In 1785, she was made the slave of the physician Joan Gota-redona Tur, who gave her the surname "Meca". In 1792, Gota-redona died and Maria was made the property of Bernat Guasc Prats. By 1801, she had changed her name to Maria Flores. While enslaved by Guasc, she had three children to an unknown father. Her two sons, Manuel and Roc, died at a young age. Her daughter, Rita, was also enslaved by Guasc.

By the end of the 18th century, Maria was one of thirteen enslaved people (of which five were women) in Ibiza. At this time, slaves were seen as a status symbol by members of the Ibizan aristocracy. At the beginning of the Trienio Liberal in 1820, the enslaved Ibizan women began campaigning for their freedom, receiving attention from the Spanish press. That year, Maria herself filed a lawsuit against Guasc. On 28 March 1821, the Cortes Generales opened a debate on Maria's case; during the session, she requested that her and her daughter be given police protection. Some in the Cortes argued for the complete abolition of slavery, while others cautioned that it should be done within the bounds of the constitution. Maria argued that Guasc could already consider himself "reimbursed" for her purchase and requested that she herself be reimbursed a salary for 32 years of forced labour.

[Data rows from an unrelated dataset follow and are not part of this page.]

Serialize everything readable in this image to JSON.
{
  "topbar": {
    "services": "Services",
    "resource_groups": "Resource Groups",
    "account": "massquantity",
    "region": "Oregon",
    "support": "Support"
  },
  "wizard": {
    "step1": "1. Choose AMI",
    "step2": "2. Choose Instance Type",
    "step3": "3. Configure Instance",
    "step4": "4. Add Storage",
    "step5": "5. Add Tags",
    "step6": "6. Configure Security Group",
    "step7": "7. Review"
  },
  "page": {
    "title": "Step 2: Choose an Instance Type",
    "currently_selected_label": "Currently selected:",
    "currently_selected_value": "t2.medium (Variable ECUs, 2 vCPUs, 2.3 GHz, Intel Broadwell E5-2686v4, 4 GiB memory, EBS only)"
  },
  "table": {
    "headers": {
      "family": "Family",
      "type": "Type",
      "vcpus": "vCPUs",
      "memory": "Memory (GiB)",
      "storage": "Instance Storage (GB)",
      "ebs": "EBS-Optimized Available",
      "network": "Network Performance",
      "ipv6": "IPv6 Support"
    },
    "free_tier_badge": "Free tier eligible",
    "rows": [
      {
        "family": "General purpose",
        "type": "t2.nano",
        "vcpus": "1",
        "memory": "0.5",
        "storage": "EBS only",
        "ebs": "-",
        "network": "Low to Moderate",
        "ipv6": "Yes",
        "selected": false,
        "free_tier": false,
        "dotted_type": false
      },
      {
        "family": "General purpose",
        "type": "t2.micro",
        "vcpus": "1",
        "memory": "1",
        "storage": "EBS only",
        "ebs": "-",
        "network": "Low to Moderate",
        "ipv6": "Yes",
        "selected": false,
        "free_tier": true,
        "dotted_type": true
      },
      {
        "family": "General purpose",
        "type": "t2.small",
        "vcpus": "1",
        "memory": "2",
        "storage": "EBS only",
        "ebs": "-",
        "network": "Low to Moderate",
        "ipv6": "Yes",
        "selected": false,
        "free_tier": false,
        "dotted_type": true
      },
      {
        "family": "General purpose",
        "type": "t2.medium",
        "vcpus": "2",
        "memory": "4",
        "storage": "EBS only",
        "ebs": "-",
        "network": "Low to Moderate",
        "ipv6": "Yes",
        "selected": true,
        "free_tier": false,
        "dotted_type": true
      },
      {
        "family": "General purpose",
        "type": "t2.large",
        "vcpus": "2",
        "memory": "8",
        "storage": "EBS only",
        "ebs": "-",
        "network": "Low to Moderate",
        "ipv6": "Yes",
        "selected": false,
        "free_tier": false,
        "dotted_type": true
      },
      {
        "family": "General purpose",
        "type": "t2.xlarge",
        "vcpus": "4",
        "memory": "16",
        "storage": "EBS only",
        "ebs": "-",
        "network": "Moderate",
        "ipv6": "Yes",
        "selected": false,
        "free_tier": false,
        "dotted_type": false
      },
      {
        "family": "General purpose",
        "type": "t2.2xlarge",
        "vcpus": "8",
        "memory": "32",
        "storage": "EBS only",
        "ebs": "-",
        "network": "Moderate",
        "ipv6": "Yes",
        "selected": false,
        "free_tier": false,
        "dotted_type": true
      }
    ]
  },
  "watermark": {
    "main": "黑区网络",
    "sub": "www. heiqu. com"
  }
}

The liberal Cortes ultimately failed to resolve her case before the restoration of absolute monarchy in 1823. On 24 November 1824, Ferdinand VII of Spain decreed the release of Maria and her daughter from slavery. The word "slave" was struck from her birth certificate by the church. Maria Flores was one of the last people to be enslaved in Ibiza. Slavery in Spain was finally abolished in 1837.

==Legacy==
The story of Maria Flores was rediscovered by the magazine Estampa in 1928. In the 21st century, the Ibiza City Council named a street after Maria Flores.